Se vuoi valutare le basi del tuo percorso di addestramento prima di iniziare, il quiz sulla preparazione all'addestramento può aiutarti a capire da dove partire.
Come gestire la situazione in sicurezza durante il percorso
La modifica del comportamento richiede tempo. Nel frattempo, una buona gestione dell'ambiente permette di prevenire gli incidenti:
- Dai da mangiare ai cani separatamente se la guarding si manifesta durante i pasti.
- Togli ossicini e oggetti ad alto valore prima che arrivino ospiti o che i bambini entrino in stanza.
- Usa cancelletti o box per creare spazi sicuri dove il cane possa godersi le sue risorse senza pressioni.
- Spiega ai bambini — e ricorda agli adulti — di non avvicinarsi mai a un cane mentre mangia o mastica, indipendentemente da quanto sembri tranquillo di solito.
La gestione dell'ambiente non è una soluzione definitiva, ma è una misura di sicurezza indispensabile mentre l'addestramento è in corso.

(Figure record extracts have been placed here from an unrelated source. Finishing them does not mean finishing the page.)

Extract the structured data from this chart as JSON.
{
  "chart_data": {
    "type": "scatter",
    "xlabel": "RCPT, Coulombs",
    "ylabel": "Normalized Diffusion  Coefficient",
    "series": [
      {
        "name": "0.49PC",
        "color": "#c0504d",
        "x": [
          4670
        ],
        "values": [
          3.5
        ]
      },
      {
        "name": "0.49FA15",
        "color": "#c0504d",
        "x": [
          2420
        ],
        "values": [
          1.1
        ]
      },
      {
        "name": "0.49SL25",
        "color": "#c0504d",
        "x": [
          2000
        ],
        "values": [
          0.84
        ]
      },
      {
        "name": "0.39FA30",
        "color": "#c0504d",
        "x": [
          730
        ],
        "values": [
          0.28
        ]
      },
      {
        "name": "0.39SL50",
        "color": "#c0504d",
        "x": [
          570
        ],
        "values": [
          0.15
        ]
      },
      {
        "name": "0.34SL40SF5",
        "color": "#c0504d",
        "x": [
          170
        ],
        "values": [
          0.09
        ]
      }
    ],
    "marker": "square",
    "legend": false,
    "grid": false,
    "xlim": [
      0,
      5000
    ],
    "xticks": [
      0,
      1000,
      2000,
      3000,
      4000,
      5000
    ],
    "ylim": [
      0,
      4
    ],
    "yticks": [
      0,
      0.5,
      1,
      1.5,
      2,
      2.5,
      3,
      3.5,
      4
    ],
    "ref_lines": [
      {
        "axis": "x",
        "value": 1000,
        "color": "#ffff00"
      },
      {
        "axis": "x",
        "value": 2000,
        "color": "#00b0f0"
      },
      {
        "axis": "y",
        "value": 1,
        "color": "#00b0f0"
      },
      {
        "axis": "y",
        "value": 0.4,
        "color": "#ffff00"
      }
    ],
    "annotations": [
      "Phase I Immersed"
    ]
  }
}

Quando rivolgersi a un professionista
Non tutti i casi di resource guarding richiedono l'intervento di un esperto, ma alcuni sì. Rivolgiti a un educatore cinofilo qualificato e basato sul rinforzo positivo, o a un medico veterinario specializzato in comportamento, se:
- La guarding si intensifica nonostante una gestione costante e serena.
- Si è già verificato un morso, anche lieve.
- In casa vivono bambini o persone vulnerabili.
- Il cane difende persone, porte o spazi in modo che sembra imprevedibile.
Scegli professionisti che utilizzino metodi basati sulla ricompensa e che abbiano titoli riconosciuti, come quelli rilasciati dall'International Association of Animal Behavior Consultants (IAABC) o dal Certification Council for Professional Dog Trainers (CCPDT). Se non sai da dove cominciare, il quiz per trovare il professionista giusto può aiutarti a capire quale tipo di supporto fa al caso tuo.
La resource guarding è un problema gestibile. Con pazienza, gli strumenti giusti e l'impegno a far sentire il tuo cane al sicuro, la maggior parte dei cani fa progressi concreti e duraturi.
References
Vieira de Castro, A. C., Fuchs, D., Morello, G. M., Pastur, S., de Sousa, L., & Olsson, I. A. S. (2020). Does training method matter? Evidence for the negative impact of aversive-based methods on companion dog welfare. PLOS ONE, 15(12), e0225023.